Despite a solid cameo in Hartford at the end of last season, Ty Ronning did not earn a spot with the Wolf Pack out of training camp and instead was sent back to the WHL. As one of the older players in the league, he was expected to play well.
However, Ronning has exceeded expectations. A hat-trick last night against the Prince George Cougars gives him an astounding 39 goals through 44 games; the second-highest goal total in the league. On the surface, it’s a pleasant season for Ronning. But what does it mean as far as his future in hockey?
What’s interesting is how Ronning scores his goals. Whereas most small players rely on elite skill, Ronning counterintuitively is a more traditional north-south player. He has a pretty good wrist shot that he can score with, but otherwise puts home a number of his goals from around the crease. Though not a traditional highlight reel goal, this goal personifies Ronning perfectly. He gets absolutely clocked in the low slot, but immediately gets up and, undeterred, returns to the same spot before fighting his way to a loose puck and scoring.
Though he is generously listed at 5’9, he is in unbelievable shape. He’s hard to knock down, and he’s incredibly persistent. Thus, despite not possessing high-end skill, he has been a force in the offensive zone.
Age is important context for his scoring numbers. Ronning is technically playing an overage season, and is older than 90% of the league. In fact, nearly a third of the skaters in the WHL are a full two years younger than Ronning. The difference between an 18-year-old and 20-year-old is massive in terms of physical and mental development.
So, in order to put Ronning’s goal production into perspective, we need to compare him with similarly aged played in the WHL. I researched the top scorers in the WHL by goals-per-game over the last 20 seasons. Then, I filtered out the data to only contain players within range of Ronning’s age by six months (older or younger).
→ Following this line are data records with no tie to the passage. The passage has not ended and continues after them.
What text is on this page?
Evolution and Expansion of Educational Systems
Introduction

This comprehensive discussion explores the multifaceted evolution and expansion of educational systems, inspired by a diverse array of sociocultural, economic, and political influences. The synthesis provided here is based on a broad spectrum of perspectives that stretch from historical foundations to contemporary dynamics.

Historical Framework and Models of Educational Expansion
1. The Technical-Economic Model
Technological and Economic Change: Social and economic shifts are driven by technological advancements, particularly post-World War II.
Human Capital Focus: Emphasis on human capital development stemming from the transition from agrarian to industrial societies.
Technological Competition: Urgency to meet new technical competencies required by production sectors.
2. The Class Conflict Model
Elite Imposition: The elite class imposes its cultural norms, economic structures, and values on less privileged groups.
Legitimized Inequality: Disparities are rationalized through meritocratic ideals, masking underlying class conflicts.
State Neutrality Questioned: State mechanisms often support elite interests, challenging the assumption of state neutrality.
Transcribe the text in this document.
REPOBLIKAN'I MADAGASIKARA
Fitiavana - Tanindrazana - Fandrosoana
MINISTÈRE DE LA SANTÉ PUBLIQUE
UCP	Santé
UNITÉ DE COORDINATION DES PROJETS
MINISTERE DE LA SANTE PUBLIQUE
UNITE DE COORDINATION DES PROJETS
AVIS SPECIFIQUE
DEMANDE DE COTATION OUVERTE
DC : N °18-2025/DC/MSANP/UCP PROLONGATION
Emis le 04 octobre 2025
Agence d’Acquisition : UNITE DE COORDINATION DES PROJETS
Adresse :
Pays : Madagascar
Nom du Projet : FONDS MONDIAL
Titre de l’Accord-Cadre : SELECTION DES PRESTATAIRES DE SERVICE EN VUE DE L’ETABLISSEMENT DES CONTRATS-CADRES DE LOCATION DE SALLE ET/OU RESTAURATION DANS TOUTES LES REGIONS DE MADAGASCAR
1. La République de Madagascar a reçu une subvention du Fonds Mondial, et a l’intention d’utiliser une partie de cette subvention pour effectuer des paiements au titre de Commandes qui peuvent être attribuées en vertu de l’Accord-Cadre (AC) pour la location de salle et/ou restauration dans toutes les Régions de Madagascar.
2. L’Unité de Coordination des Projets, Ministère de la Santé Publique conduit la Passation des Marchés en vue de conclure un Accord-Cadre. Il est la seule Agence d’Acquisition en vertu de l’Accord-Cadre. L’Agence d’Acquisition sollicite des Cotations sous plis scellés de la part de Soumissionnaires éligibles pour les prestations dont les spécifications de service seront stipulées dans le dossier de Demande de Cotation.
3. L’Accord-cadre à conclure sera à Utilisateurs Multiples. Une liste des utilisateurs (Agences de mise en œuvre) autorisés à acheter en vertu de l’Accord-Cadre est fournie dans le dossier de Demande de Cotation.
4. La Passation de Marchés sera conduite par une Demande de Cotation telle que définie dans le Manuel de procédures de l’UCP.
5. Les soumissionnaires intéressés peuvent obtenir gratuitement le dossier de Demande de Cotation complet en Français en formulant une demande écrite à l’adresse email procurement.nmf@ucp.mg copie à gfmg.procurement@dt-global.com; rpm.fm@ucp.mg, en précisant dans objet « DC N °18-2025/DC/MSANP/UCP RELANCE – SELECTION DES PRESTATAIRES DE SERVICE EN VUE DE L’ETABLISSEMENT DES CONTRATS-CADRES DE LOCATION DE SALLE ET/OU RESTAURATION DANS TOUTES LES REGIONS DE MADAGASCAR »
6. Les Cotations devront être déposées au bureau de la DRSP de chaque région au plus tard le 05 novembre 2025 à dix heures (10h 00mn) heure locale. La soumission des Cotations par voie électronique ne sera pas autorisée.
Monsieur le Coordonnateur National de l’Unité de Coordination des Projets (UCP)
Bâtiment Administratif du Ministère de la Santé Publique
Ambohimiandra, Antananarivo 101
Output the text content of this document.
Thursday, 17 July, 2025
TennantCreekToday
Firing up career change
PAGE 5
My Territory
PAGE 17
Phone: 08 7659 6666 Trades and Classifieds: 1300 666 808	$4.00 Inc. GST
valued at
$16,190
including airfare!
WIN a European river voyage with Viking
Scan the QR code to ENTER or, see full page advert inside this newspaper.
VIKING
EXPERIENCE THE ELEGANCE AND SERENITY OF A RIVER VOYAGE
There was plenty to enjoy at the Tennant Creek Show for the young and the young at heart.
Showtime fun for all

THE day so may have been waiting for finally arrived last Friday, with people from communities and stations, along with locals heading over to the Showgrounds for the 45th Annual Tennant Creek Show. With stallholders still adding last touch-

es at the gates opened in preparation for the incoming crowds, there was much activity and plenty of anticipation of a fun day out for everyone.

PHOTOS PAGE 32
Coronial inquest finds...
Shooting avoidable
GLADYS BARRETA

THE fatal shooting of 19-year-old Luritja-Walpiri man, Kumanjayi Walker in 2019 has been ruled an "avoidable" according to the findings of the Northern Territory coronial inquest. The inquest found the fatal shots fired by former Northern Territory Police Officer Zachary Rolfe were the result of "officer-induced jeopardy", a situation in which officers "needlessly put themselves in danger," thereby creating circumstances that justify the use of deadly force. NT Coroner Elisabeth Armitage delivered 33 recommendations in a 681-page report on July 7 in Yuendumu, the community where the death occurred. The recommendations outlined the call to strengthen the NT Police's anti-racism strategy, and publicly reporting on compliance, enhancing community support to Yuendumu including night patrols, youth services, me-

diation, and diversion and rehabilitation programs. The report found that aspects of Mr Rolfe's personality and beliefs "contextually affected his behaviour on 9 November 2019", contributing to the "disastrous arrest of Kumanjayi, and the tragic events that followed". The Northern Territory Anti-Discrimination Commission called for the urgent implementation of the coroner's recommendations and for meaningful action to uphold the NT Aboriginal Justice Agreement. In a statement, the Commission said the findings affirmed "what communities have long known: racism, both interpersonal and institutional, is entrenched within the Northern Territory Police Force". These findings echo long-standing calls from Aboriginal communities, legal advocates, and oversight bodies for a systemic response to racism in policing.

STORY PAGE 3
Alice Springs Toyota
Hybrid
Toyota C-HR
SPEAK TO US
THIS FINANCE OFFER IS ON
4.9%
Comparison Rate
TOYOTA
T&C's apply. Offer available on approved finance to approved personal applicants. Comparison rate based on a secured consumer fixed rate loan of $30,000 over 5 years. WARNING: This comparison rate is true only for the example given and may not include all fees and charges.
Here were the results.
For players within reasonable range of his age over the last two decades, Ronning is one of the top scorers. Even within this list, it’s hard to compare. The gap between him and Pavel Brendl is the same as the gap between Brendl and the bottom.
Things get a bit more interesting when you only include five-on-five goals.
Five-on-five scoring is an important specification for prospect evaluation. Research has suggested that goals at full strength are a better indicator of future NHL success than power play goals are. Intuitively, this makes sense. There is a lot less room on the ice at pro levels. If a player can not generate goals at even strength in junior hockey, then what chance does he stand in the NHL? Furthermore, NHL coaches are not keen on placing power play specialists in their bottom-six (just ask Brandon Pirri). It’s not that PP goals are bad, but rather that a lack of five-on-five goals is a massive red flag. Ronning has done a fair share of his scoring at even strength, so there’s no concern there.
A problem with evaluating Ronning’s progress is that his birthday is right around the awkward cutoff date for AHL eligibility. Thus, a number of players around his age who would serve as a basis for comparison aren’t actually in the WHL. It creates an intriguing situation. For many prospects, we can look at historical trends of similar players and make a strong education guess about that prospect’s odds of NHL success. But Ronning is unique. He may instead be paving a path by which similar players will be evaluated in the future.
The few players with close numbers are either incomplete or problematic studies. Pavel Brendl and Nigel Dawes had shorts stints in the NHL before putting up incredible numbers in Europe. Had they been prospects today, where the league is more skill-based and open to analytics, would they have had full NHL careers?
The other players who hovered near Ronning’s production are Dryden Hunt, Jayce Hawryluk, and Adam Helewka; all recent WHL graduates. They are all currently putting up decent numbers in the AHL, and Hunt in particular has earned 11 NHL games with the Panthers. It’s too early to deem any of them successes or failures by NHL standards, but the door is still open for all three. Ronning has slightly outproduced them, and already had a nice cup of coffee with Hartford at a younger age. If in two years he is similarly producing in the AHL and knocking on the door of an NHL call-up, then the Rangers will feel awfully good about drafting him with one of the last picks of the seventh round in the 2016 NHL Draft.